The United Nations Industrial Development Organisation (UNIDO) and Diesel collaborated to create a closed-loop recycling solution for fabric-cutting waste last year. The project, which is a component of the EU-funded SwitchMed Programme, aims to demonstrate how manufacturing wastes may and should be considered as resources and how circular business models that are extended to the full supply chain can lead to more responsible raw material use.
In order to increase the value of pre-consumer textile waste, UNIDO and Diesel have principally concentrated on creating a local business ecosystem in Tunisia. Starting at the clothing factories, cutting scraps are sorted. The remnants are then mechanically recycled to create regenerated cotton fibres, which are subsequently added back into the spinning and weaving processes for denim fabrics.
Diesel’s denim manufacturing in Tunisia generated about 7,500 kg of textile cutting waste, which was collected and delivered to recycling facilities. 28,000 pairs of jeans were made from the 46,000 metres of recycled cloth that these factories generated. Diesel’s Spring/Summer 2024 collection will use 4,200 kg of additional textile-cutting waste that has been sent to recycling facilities to be incorporated into materials.
According to Andrea Rosso, Diesel’s sustainability ambassador, the project is in line with the company’s long-term For Responsible Living sustainability strategy and helps the company achieve the UN Sustainable Development Goal 12 of responsible consumption and production. “Here at Diesel, we foster creative ways to reuse or recycle products and waste across our value chain and we believe that production scraps should be treated as a resource and a way to create innovation with our own product,” he said.
According to a recent UNIDO-commissioned research, Tunisia’s textile industry generates over 31,000 tonnes of trash annually, of which 55 percent is categorised as scrap. Utilising recycled fibres could greatly lessen the industry’s negative environmental effects, including water conservation, carbon emissions reduction, and the release of potentially dangerous chemicals.

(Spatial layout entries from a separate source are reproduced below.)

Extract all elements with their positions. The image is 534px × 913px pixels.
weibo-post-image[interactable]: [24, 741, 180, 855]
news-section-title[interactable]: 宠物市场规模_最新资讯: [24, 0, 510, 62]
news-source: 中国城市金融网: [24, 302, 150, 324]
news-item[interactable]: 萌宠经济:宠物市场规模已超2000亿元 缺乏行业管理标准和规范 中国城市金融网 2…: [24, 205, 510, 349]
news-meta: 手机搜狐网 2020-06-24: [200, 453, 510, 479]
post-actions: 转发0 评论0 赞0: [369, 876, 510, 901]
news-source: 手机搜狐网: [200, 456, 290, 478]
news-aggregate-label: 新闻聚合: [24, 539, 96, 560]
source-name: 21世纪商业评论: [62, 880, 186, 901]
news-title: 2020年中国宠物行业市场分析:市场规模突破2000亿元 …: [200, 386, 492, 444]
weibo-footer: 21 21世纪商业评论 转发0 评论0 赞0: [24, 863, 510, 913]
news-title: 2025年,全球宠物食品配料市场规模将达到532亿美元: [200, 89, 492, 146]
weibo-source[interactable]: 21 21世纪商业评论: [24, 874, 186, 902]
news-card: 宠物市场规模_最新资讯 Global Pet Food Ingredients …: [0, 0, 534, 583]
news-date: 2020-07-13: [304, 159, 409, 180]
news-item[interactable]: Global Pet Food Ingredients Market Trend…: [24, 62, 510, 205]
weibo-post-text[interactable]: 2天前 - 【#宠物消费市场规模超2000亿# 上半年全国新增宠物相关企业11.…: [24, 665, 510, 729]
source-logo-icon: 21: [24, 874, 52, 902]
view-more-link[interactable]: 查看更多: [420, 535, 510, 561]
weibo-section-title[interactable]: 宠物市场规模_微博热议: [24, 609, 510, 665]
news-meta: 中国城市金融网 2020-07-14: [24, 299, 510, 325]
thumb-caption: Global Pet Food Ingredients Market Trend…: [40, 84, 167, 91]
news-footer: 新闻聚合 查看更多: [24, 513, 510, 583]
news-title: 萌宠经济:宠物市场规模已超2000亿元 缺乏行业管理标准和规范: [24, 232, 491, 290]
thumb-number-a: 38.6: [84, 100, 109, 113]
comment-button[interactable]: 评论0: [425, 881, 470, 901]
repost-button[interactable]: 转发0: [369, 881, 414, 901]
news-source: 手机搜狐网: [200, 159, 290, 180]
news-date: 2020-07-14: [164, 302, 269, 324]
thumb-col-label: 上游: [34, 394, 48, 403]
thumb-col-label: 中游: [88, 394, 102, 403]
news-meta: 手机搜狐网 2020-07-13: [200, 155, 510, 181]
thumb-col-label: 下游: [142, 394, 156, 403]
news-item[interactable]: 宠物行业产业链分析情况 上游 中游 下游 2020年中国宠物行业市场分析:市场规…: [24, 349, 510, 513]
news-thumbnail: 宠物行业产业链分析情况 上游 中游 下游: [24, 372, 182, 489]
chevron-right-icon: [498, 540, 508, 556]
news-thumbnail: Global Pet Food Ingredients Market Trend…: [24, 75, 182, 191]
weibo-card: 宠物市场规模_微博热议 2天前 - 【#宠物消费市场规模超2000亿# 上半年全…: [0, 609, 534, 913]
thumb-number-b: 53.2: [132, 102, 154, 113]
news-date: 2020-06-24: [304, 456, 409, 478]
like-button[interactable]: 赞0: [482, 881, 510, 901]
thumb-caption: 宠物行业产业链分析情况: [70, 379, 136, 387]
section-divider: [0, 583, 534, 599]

“This pilot project demonstrates that capturing the value of waste within the local supply chain in Tunisia is not only technically feasible, but also economically and environmentally more attractive and beneficial than transporting such waste to other regions for recycling, or even worse discarding it altogether,” said Roberta De Palma, UNIDO chief technical adviser.
With the Swedish company Nudie Jeans, UNIDO previously tested a circular project in Tunisia to remake second-rate jeans—those with minor flaws like a discoloured wash, uneven stitching, or irregular cuts—into new ones. In excess of its intended aim of 15,000 pairs, the project turned 6,530 pairs of subpar jeans into 16,000 new pairs composed of 20 percent recycled cotton.